On Monday and Tuesday oil prices continued a five-day climb — at one point touching above $50 a barrel on rising stock markets, the Russian gas shutoff, the Gaza fighting, and hopes that the recession would be over in the second half of 2009. On Wednesday, however, the roof fell in with oil falling over 12 percent, the most in seven years, to settle at $42.63. Very bad US unemployment numbers, the glimmerings of a cease fire in Gaza, an unexpectedly large increase in US stockpiles, and a statement by the Saudis that they would not support an oil embargo to pressure Israel all contributed to the decline.

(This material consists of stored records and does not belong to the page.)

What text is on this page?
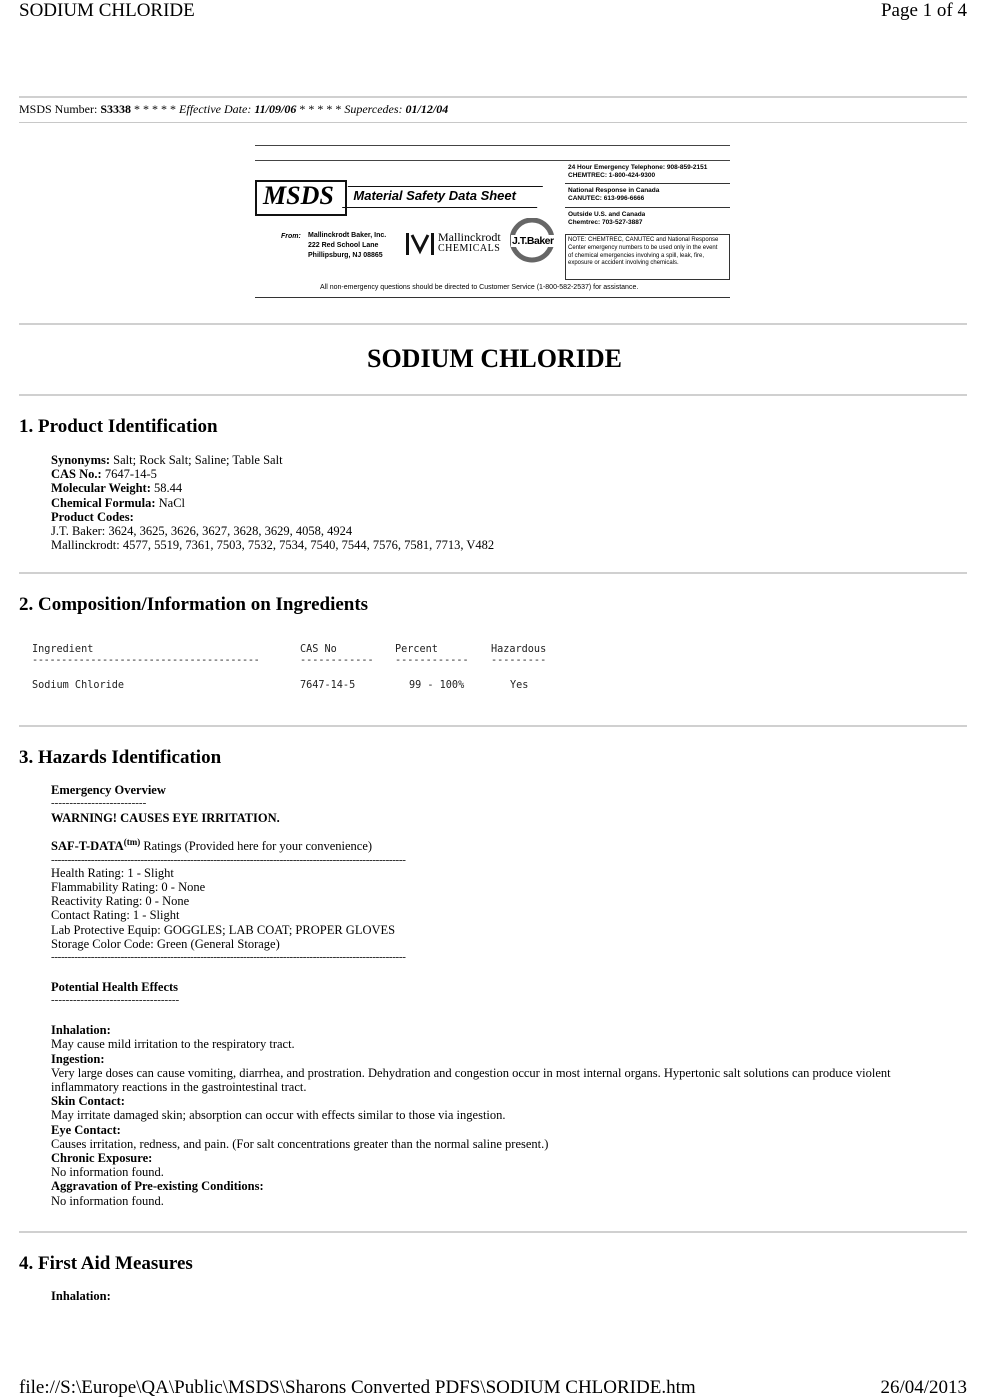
SODIUM CHLORIDE	Page 1 of 4
MSDS Number: S3338 * * * * * Effective Date: 11/09/06 * * * * * Supercedes: 01/12/04
MSDS Material Safety Data Sheet
From: Mallinckrodt Baker, Inc.
222 Red School Lane
Phillipsburg, NJ 08865
Mallinckrodt
CHEMICALS
J.T.Baker
24 Hour Emergency Telephone: 908-859-2151
CHEMTREC: 1-800-424-9300
National Response in Canada
CANUTEC: 613-996-6666
Outside U.S. and Canada
Chemtrec: 703-527-3887
NOTE: CHEMTREC, CANUTEC and National Response Center emergency numbers to be used only in the event of chemical emergencies involving a spill, leak, fire, exposure or accident involving chemicals.
All non-emergency questions should be directed to Customer Service (1-800-582-2537) for assistance.
SODIUM CHLORIDE
1. Product Identification
Synonyms: Salt; Rock Salt; Saline; Table Salt
CAS No.: 7647-14-5
Molecular Weight: 58.44
Chemical Formula: NaCl
Product Codes:
J.T. Baker: 3624, 3625, 3626, 3627, 3628, 3629, 4058, 4924
Mallinckrodt: 4577, 5519, 7361, 7503, 7532, 7534, 7540, 7544, 7576, 7581, 7713, V482
2. Composition/Information on Ingredients
Ingredient	CAS No	Percent	Hazardous
---------------------------------------	------------ ------------ ---------
Sodium Chloride	7647-14-5	99 - 100%	Yes
3. Hazards Identification
Emergency Overview
--------------------------
WARNING! CAUSES EYE IRRITATION.
SAF-$T-DATA^{(tm)}$ Ratings (Provided here for your convenience)
-----------------------------------------------------------------------------------------------------------
Health Rating: 1 - Slight
Flammability Rating: 0 - None
Reactivity Rating: 0 - None
Contact Rating: 1 - Slight
Lab Protective Equip: GOGGLES; LAB COAT; PROPER GLOVES
Storage Color Code: Green (General Storage)
-----------------------------------------------------------------------------------------------------------
Potential Health Effects
-----------------------------------
Inhalation:
May cause mild irritation to the respiratory tract.
Ingestion:
Very large doses can cause vomiting, diarrhea, and prostration. Dehydration and congestion occur in most internal organs. Hypertonic salt solutions can produce violent inflammatory reactions in the gastrointestinal tract.
Skin Contact:
May irritate damaged skin; absorption can occur with effects similar to those via ingestion.
Eye Contact:
Causes irritation, redness, and pain. (For salt concentrations greater than the normal saline present.)
Chronic Exposure:
No information found.
Aggravation of Pre-existing Conditions:
No information found.
4. First Aid Measures
Inhalation:
file://S:\Europe\QA\Public\MSDS\Sharons Converted PDFS\SODIUM CHLORIDE.htm	26/04/2013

Despite market fixation with the rampant demand destruction that is supposed to be going on due to the faltering global economy, the available numbers still suggest a drop in worldwide demand of hundreds of thousands of barrels per day rather than millions. According to the EIA, US consumption continues to inch up slowly and is now only 2.9 percent below the similar four- week period during 2008. US gasoline consumption is now down by only 2.2 percent over last year. US stockpile builds appear to be coming from a reduction in US refining and increased imports of gasoline rather than a massive worldwide glut of oil.

Most OPEC members have announced the details of their production cutbacks to keep in line with recent quotas. In many cases these cutbacks are being confirmed by customers who say they are expecting smaller shipments in coming months. In another month or two the worldwide demand picture should be clearer as total OPEC production cuts approach 4 million b/d.